Change Position After Shooting
If you shoot and the enemy sees where you are, reposition instead of repeeking the same angle.
Use Practice Mode
Practice mode is useful for learning extracts, jump routes, angles, boss areas, and safer paths without risking gear.
Clip Your Deaths
Recording the last 30–60 seconds can help you catch missed sound cues, bad positioning, or angles you did not notice in the moment.
What to Learn Next
Once you understand the basics, use these sections to learn the systems that matter most.
Ground Zero
Best for learning basic Tarkov flow, early quests, extracts, looting, and close urban movement.
Ammo Guide
Learn why ammo penetration and damage matter more than simply buying a cool-looking weapon.
Health Guide
Understand bleeds, fractures, painkillers, blacked limbs, surgery, and what meds to bring.
Quest Guide
Learn how trader tasks work, how to stack quests by map, and why survival matters for progression.
Hideout Guide
Use the hideout to craft quest items, recover faster, generate value, and plan upgrades.
Maps Guide
Learn map layouts, extracts, loot areas, bosses, and route planning for each Tarkov location.
Useful Beginner Resources
These tools make Tarkov easier to understand while you are learning maps, items, quests, ammo, and progression.
The main reference for quests, items, maps, ammo, keys, traders, hideout modules, and game mechanics.

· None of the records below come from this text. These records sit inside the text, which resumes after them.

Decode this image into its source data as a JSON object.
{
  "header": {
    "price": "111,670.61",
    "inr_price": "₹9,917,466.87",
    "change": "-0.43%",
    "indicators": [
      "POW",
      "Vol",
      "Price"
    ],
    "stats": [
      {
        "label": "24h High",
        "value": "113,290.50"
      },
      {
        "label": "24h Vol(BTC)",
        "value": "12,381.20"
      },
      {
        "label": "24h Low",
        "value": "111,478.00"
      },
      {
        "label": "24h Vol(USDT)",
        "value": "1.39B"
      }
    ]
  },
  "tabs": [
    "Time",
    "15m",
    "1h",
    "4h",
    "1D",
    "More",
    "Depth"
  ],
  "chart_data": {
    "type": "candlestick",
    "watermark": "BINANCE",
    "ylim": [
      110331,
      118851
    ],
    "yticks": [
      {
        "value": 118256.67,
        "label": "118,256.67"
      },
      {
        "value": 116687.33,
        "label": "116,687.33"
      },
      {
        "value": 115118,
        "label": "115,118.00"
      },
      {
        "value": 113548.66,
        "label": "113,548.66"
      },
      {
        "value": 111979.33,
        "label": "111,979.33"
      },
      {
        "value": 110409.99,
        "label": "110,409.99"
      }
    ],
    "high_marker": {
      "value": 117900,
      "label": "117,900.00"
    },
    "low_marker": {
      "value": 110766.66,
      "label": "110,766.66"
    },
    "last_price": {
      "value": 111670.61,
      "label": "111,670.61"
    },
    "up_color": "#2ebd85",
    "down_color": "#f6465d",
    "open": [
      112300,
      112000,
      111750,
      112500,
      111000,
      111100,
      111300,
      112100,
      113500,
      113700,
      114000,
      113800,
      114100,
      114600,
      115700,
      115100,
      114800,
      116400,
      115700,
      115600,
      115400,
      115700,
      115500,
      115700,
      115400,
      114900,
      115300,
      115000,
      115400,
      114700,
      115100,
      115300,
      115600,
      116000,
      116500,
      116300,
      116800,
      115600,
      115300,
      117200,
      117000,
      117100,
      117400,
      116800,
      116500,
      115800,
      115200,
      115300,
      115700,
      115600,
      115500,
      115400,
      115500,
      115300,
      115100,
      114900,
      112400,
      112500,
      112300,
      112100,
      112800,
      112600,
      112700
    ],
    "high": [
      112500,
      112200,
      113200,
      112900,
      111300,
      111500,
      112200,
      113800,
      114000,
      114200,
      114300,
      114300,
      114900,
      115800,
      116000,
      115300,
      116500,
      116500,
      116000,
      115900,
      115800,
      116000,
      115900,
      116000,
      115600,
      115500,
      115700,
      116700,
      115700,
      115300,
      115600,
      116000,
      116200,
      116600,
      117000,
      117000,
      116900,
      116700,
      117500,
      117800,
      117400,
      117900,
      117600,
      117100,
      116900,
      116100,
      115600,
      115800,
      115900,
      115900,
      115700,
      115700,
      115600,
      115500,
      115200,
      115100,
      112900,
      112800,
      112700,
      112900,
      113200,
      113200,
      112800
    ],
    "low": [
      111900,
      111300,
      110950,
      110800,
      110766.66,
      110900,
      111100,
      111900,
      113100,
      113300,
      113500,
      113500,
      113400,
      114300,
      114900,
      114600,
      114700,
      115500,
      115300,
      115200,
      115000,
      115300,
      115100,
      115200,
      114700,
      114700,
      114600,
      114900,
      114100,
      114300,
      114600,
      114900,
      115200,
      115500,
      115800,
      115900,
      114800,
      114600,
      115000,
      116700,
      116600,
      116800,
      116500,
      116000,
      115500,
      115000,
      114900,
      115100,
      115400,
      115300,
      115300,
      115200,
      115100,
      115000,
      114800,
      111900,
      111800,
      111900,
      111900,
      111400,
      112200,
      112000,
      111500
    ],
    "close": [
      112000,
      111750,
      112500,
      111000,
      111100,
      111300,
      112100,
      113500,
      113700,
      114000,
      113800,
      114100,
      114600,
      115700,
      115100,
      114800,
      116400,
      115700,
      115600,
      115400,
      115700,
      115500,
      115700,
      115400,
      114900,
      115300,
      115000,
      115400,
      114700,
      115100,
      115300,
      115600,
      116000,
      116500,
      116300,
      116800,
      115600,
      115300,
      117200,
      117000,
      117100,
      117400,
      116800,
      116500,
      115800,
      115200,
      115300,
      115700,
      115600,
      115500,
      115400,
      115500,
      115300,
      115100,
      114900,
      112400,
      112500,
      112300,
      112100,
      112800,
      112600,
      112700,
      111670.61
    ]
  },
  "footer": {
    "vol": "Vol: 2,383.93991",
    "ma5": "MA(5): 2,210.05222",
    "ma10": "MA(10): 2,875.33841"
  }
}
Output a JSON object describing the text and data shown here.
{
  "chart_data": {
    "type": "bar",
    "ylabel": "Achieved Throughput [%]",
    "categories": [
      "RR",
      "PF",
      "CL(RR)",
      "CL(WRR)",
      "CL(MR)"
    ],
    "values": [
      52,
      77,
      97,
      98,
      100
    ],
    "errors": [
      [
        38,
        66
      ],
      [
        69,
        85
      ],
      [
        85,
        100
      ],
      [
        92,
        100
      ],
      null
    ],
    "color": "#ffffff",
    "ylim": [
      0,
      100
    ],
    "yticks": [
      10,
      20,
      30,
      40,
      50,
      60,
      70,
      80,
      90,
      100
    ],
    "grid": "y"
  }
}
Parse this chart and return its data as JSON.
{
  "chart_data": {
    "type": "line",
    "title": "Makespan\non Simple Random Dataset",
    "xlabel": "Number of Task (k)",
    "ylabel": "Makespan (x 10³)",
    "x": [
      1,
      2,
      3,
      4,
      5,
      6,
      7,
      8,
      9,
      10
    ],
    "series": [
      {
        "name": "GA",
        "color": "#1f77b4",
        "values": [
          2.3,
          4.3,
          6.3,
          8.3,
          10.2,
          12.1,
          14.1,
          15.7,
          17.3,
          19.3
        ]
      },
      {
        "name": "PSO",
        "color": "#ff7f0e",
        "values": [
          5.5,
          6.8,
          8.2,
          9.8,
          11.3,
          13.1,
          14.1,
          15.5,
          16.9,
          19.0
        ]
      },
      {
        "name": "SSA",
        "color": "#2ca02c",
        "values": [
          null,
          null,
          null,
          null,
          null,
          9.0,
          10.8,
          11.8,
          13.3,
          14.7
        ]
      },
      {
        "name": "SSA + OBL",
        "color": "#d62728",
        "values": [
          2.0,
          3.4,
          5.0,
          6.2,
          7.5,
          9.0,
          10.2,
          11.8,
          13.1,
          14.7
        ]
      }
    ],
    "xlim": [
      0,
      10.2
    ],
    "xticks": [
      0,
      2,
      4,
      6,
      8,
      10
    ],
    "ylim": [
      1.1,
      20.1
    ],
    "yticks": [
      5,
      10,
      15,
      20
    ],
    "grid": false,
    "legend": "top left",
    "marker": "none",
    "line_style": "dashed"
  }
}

Useful for checking item values, ammo stats, trader availability, quest requirements, hideout crafts, and flea market data.
Interactive maps for learning extracts, quest locations, loot spawns, keys, stashes, bosses, and route planning.
Best Overall Beginner Advice
Tarkov becomes much easier when you stop trying to learn everything at once. Start by surviving raids, checking extracts, bringing proper meds, using affordable insured gear, protecting your Scav karma, and completing early quests. Keep magazines in your rig, bring enough ammo, use practice mode to learn safely, and let every death teach you one thing to improve next raid.